DVD Makers will also hand delivered check disks within 2 to 3 days of receiving the job and can facilitate rush jobs. There’s also free pick-up of master in the San Fernando Valley and Los Angeles area.

DVD Makers has well-established competition like L&M Optical Disc West in Santa Clarita, especially since the advent of Blu-ray, a service Kulich doesn’t offer. “We don’t do Blu-ray because frankly we don’t think it’s worth it. While I was at IVD I saw only two Blu-ray movies do anything. I’d even met with Hustler a few weeks ago that said their Bluray sales were horrible. It’s hard enough for a consumer to spend $20 now for a DVD no less $80 for Bluray,’ Kulich said.

One of DVD maker’s clients, Adam & Eve pictures uses both L&M and DVD Makers and finds Kulich’s operation to be a great option. Bruce Whitney, product development director for Adam & Eve said that he replicates one or two titles a month with DVD Makers and finds the pricing very competitive and the customer service “extraordinary.”

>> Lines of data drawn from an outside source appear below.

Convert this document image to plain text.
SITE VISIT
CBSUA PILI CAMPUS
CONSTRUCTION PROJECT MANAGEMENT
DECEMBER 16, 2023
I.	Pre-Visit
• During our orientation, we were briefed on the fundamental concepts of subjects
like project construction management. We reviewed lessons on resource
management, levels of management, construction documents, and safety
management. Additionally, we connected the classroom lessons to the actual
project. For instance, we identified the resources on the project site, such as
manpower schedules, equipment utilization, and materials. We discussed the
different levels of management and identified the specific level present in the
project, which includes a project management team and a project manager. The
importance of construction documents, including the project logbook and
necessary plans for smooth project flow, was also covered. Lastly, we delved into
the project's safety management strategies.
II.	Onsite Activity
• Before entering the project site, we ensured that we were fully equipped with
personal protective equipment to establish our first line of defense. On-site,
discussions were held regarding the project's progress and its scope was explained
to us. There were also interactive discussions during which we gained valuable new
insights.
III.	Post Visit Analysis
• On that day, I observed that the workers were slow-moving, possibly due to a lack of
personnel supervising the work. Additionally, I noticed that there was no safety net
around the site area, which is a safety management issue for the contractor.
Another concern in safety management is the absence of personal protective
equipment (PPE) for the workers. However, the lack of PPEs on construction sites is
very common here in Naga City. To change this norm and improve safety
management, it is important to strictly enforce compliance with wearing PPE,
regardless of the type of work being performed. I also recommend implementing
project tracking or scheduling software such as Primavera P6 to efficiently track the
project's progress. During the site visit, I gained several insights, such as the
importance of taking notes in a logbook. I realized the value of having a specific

“Finding a good option has been very difficult. We always have a secondary backup so DVD Makers fit perfectly. The word is getting around our company so there’s lots of interest here at Adam & Eve,” Whitney said.

When asked about the decline in the entire DVD market Kulich said his company is prepared to ride it out. He admitted that DVD sales are decreasing and that will affect his company. The average studio replicates about 2,000 pieces (gay about 500) but it’s likely to drop even more.

“DVDs will always be around. There are the 40 to 55 year-old age demographic that still embraces the DVD. They aren’t going online to see porn so there will still be customers,” Kulich said.

He noted that retail stores still purchase DVD for rental. The executive said with 300 million people in the U.S. it’s hard to believe only 2,000 will continue to buy porn on DVD.